Sports

Lakers trading Russell Westbrook in giant three-team deal

The Los Angeles Lakers have reached a deal to trade guard Russell Westbrook to the Utah Jazz and acquire guard D’Angelo Russell from Minnesota in a three-team deal that also includes Utah sending guard Mike Conley to the Timberwolves, a person familiar with the deal told USA TODAY Sports.

The person requested anonymity because they were not authorized to speak publicly until the deal is official. 

The Lakers will also get Malik Beasley and Jarred Vanderbilt from Utah. Minnesota also will receive Nickeil Alexander-Walker and picks, and the Jazz will get Juan Toscano-Anderson and a first-round draft pick from the Lakers. 

Westbrook may seek a buyout from the Jazz so he can join a potential contender.

The Westbrook experiment never quite yielded the results the Lakers sought when they acquired him from Washington in the summer of 2021. He wasn’t a fit alongside LeBron James and Anthony Davis with the Lakers missing the playoffs last season, resulting in coach Frank Vogel’s dismissal, and the Lakers are just 25-30 and in 13th place in the Western Conference this season.

Follow every game: Latest NBA Scores and Schedules

Even under .500, the Lakers are two games behind the Jazz for a play-in spot and four games behind sixth-place Dallas, which just acquired Kyrie Irving from the Nets.
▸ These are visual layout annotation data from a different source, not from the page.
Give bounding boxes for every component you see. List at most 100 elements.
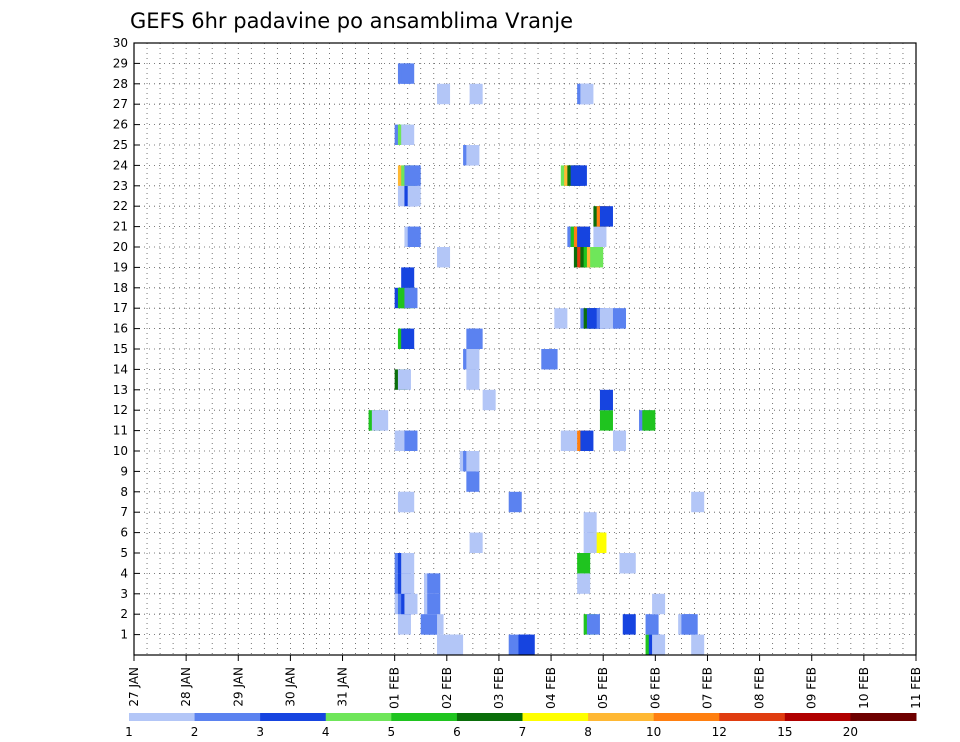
y-tick-label: 12: [113, 403, 128, 417]
colorbar-swatch: [850, 713, 917, 721]
y-tick-label: 23: [113, 179, 128, 193]
precip-cell: [437, 634, 451, 655]
precip-cell: [466, 451, 480, 472]
precip-cell: [469, 83, 483, 105]
colorbar: 1 2 3 4 5 6 7 8 10 12 15 20: [125, 713, 917, 739]
precip-cell: [622, 614, 636, 635]
precip-cell: [583, 532, 597, 553]
precip-cell: [593, 226, 607, 247]
precip-cell: [544, 349, 558, 370]
precip-cell: [407, 185, 421, 207]
y-tick-label: 20: [113, 240, 128, 254]
x-tick-label: 01 FEB: [388, 667, 402, 709]
y-tick-label: 14: [113, 362, 128, 376]
colorbar-label: 2: [191, 725, 199, 739]
x-tick-label: 06 FEB: [648, 667, 662, 709]
precip-cell: [401, 124, 415, 145]
x-tick-label: 11 FEB: [909, 667, 923, 709]
precip-cells: [368, 63, 705, 655]
y-tick-label: 2: [120, 607, 128, 621]
precip-cell: [407, 165, 421, 186]
x-tick-label: 31 JAN: [336, 667, 350, 707]
y-tick-label: 9: [120, 464, 128, 478]
y-tick-label: 1: [120, 628, 128, 642]
precip-cell: [652, 634, 666, 655]
precip-cell: [401, 328, 415, 349]
y-tick-label: 13: [113, 383, 128, 397]
precip-cell: [401, 267, 415, 288]
precip-cell: [521, 634, 535, 655]
precip-cell: [427, 573, 441, 594]
colorbar-swatch: [129, 713, 196, 721]
x-tick-label: 05 FEB: [596, 667, 610, 709]
y-tick-label: 17: [113, 301, 128, 315]
precip-cell: [466, 349, 480, 370]
y-tick-label: 3: [120, 587, 128, 601]
colorbar-label: 15: [777, 725, 792, 739]
precip-cell: [401, 491, 415, 513]
x-tick-label: 02 FEB: [440, 667, 454, 709]
precip-cell: [466, 369, 480, 390]
x-tick-label: 29 JAN: [231, 667, 245, 707]
y-tick-label: 5: [120, 546, 128, 560]
y-tick-label: 15: [113, 342, 128, 356]
precip-cell: [554, 308, 568, 329]
precip-cell: [375, 410, 389, 431]
precip-cell: [482, 389, 496, 411]
y-tick-label: 30: [113, 36, 128, 50]
precip-cell: [580, 430, 594, 451]
precip-cell: [599, 389, 613, 411]
x-tick-label: 09 FEB: [805, 667, 819, 709]
x-tick-label: 27 JAN: [127, 667, 141, 707]
precip-cell: [469, 532, 483, 553]
y-tick-label: 6: [120, 526, 128, 540]
precip-cell: [586, 614, 600, 635]
precip-cell: [577, 553, 591, 574]
precip-cell: [580, 83, 594, 105]
y-tick-label: 19: [113, 260, 128, 274]
colorbar-label: 3: [256, 725, 264, 739]
colorbar-swatch: [522, 713, 589, 721]
colorbar-swatch: [391, 713, 458, 721]
colorbar-label: 6: [453, 725, 461, 739]
colorbar-label: 4: [322, 725, 330, 739]
precip-cell: [645, 614, 659, 635]
precip-cell: [612, 430, 627, 451]
y-tick-label: 29: [113, 56, 128, 70]
colorbar-swatch: [456, 713, 523, 721]
precip-cell: [577, 573, 591, 594]
colorbar-swatch: [194, 713, 261, 721]
x-tick-label: 07 FEB: [700, 667, 714, 709]
x-tick-label: 10 FEB: [857, 667, 871, 709]
colorbar-label: 1: [125, 725, 133, 739]
y-tick-label: 21: [113, 220, 128, 234]
precip-cell: [564, 430, 578, 451]
colorbar-label: 20: [843, 725, 858, 739]
colorbar-swatch: [588, 713, 655, 721]
precip-cell: [401, 573, 415, 594]
precip-cell: [652, 593, 666, 615]
precip-cell: [599, 410, 613, 431]
colorbar-label: 12: [712, 725, 727, 739]
x-tick-label: 04 FEB: [544, 667, 558, 709]
y-axis-ticks: 1234567891011121314151617181920212223242…: [113, 36, 140, 642]
precip-cell: [427, 593, 441, 615]
colorbar-label: 7: [519, 725, 527, 739]
precip-cell: [508, 491, 522, 513]
precip-cell: [691, 491, 705, 513]
precip-cell: [590, 247, 604, 268]
precip-cell: [401, 553, 415, 574]
precip-cell: [404, 287, 418, 309]
precip-cell: [599, 206, 613, 227]
y-tick-label: 7: [120, 505, 128, 519]
precip-cell: [691, 634, 705, 655]
y-tick-label: 4: [120, 566, 128, 580]
colorbar-swatch: [260, 713, 327, 721]
colorbar-swatch: [719, 713, 786, 721]
precip-cell: [437, 247, 451, 268]
x-axis-ticks: 27 JAN 28 JAN 29 JAN 30 JAN 31 JAN 01 FEB 02 F…: [127, 655, 923, 709]
y-tick-label: 24: [113, 158, 128, 172]
y-tick-label: 10: [113, 444, 128, 458]
y-tick-label: 11: [113, 424, 128, 438]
First-year Lakers coach Darvin Ham moved Westbrook to the bench and that staggered the minutes James, Davis and Westbrook were on the court together and freed up Westbrook to play his style. It worked to some degree but not enough to lift the Lakers into solid playoff position.

Los Angeles explored trades for Westbrook before and during this season but were unable to move him until this deal. Westbrook, who is in the final year of a five-year, $206.7 million contract that pays him $47 million this season, averages 15.9 points, 7.5 assists and 6.2 rebounds and is shooting 41.7% from the field and 29.6% on 3-pointers.
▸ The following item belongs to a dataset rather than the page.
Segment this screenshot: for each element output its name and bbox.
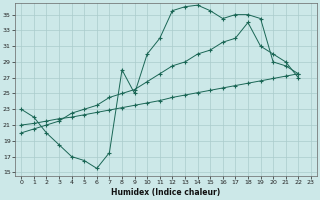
X-axis label: Humidex (Indice chaleur): Humidex (Indice chaleur) bbox=[111, 188, 221, 197]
Russell returns to the Lakers, the team that drafted him with the No. 2 pick in 2015. The Lakers traded him to Brooklyn after just two seasons, and the Nets dealt him to Golden State as part of the deal that allowed the Nets to sign Kevin Durant. Russell was on the move again in 2020 when Golden State traded him to Minnesota in the deal that sent Andrew Wiggins to the Warriors.

Russell is in the final year of a four-year, $117.3 million contract so the Lakers can retain salary cap space for free agency after this season. An All-Star in 2019, Russell averages 17.9 points and 6.2 assists and shoots 46.5% from the field and 39.1% on 3-pointers this season. He is talentet, but he has been shuttled from one team to another in an eight-year career.

The Lakers are desperate for help. James just passed Kareem Abdul-Jabbar as the NBA’s all-time leading scorer.

Conley has one season left on his contract, but just $14.3 million of the $24.3 million is guaranteed for the 2023-24 season. The Jazz continue to rebuild the roster with team CEO Danny Ainge running basketball operations alongside general manager Justin Zanik. Since July, the Jazz have accumulated 12 first-round picks in trades.